More open source Solr components ftw!

During the past weeks we evolved some nifty features for our product search engine. We’d like to share some of these features with the Solr community as there are a new boosting query parser and a response writer that handles Thymeleaf templates.

All projects are released under Apache License 2.0 ‚and are available on Github and Maven Central.

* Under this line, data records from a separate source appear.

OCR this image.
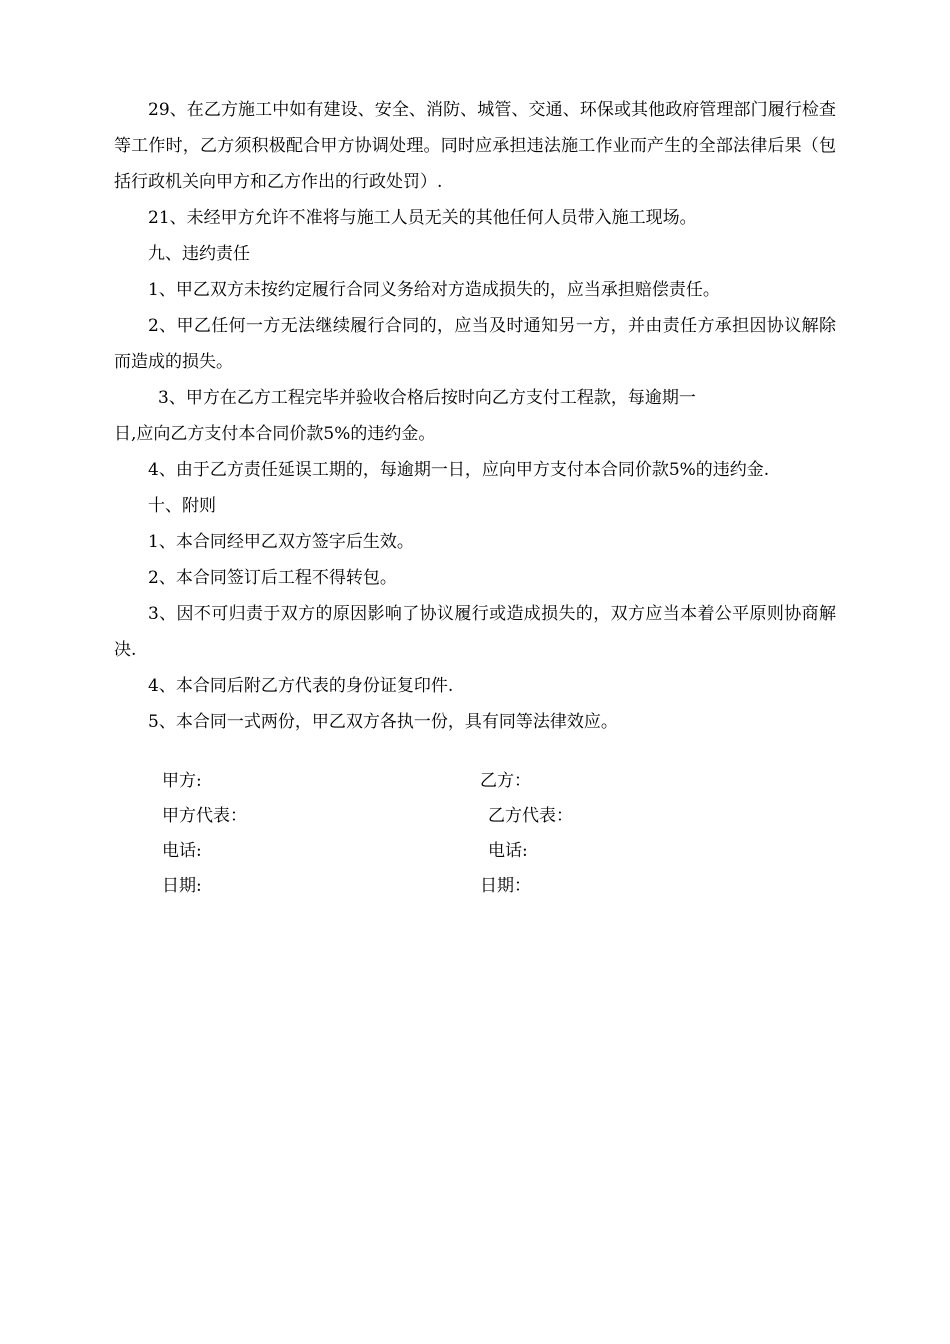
29、在乙方施工中如有建设、安全、消防、城管、交通、环保或其他政府管理部门履行检查等工作时，乙方须积极配合甲方协调处理。同时应承担违法施工作业而产生的全部法律后果（包括行政机关向甲方和乙方作出的行政处罚）.

21、未经甲方允许不准将与施工人员无关的其他任何人员带入施工现场。

九、违约责任

1、甲乙双方未按约定履行合同义务给对方造成损失的，应当承担赔偿责任。

2、甲乙任何一方无法继续履行合同的，应当及时通知另一方，并由责任方承担因协议解除而造成的损失。

3、甲方在乙方工程完毕并验收合格后按时向乙方支付工程款，每逾期一

日,应向乙方支付本合同价款5%的违约金。

4、由于乙方责任延误工期的，每逾期一日，应向甲方支付本合同价款5%的违约金.

十、附则

1、本合同经甲乙双方签字后生效。

2、本合同签订后工程不得转包。

3、因不可归责于双方的原因影响了协议履行或造成损失的，双方应当本着公平原则协商解决.

4、本合同后附乙方代表的身份证复印件.

5、本合同一式两份，甲乙双方各执一份，具有同等法律效应。

甲方:	乙方：
甲方代表：	乙方代表：
电话:	电话:
日期:	日期：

Boosting dismax query parser (bmax)

This query parser is a extended version of the well known dismax parser. It utilizes field type analyzers for query processing and synonym / boost term lookup. Hence it is highly configurable. Head over to Github or Maven Central to add it to your Solr setup.

Thymeleaf response writer

Templating in Apache Solr is limited to the Velocity template engine. A rising star in Java templating is Thymeleaf, which enables you to write template entirely in HTML/XHTML compliant markup. Add the solr-thymeleaf response writer to your Solr setup to get going. See the README on Github and fetch it there or from Maven Central.

Solr Client

We were not satisfied with the abilities to configure the LBHttpSolrServer in terms of timeout, session stickyness and failover strategy. We wrote a new, configruable approach to ditributing Solr requests. See the Readme on Github how to add it to your Solr client app setup.

Solr JDBC synonym filter

I recently wrote an article about out Solr JDBC synonym and stopword filter. It is available on Github and Maven Central as well.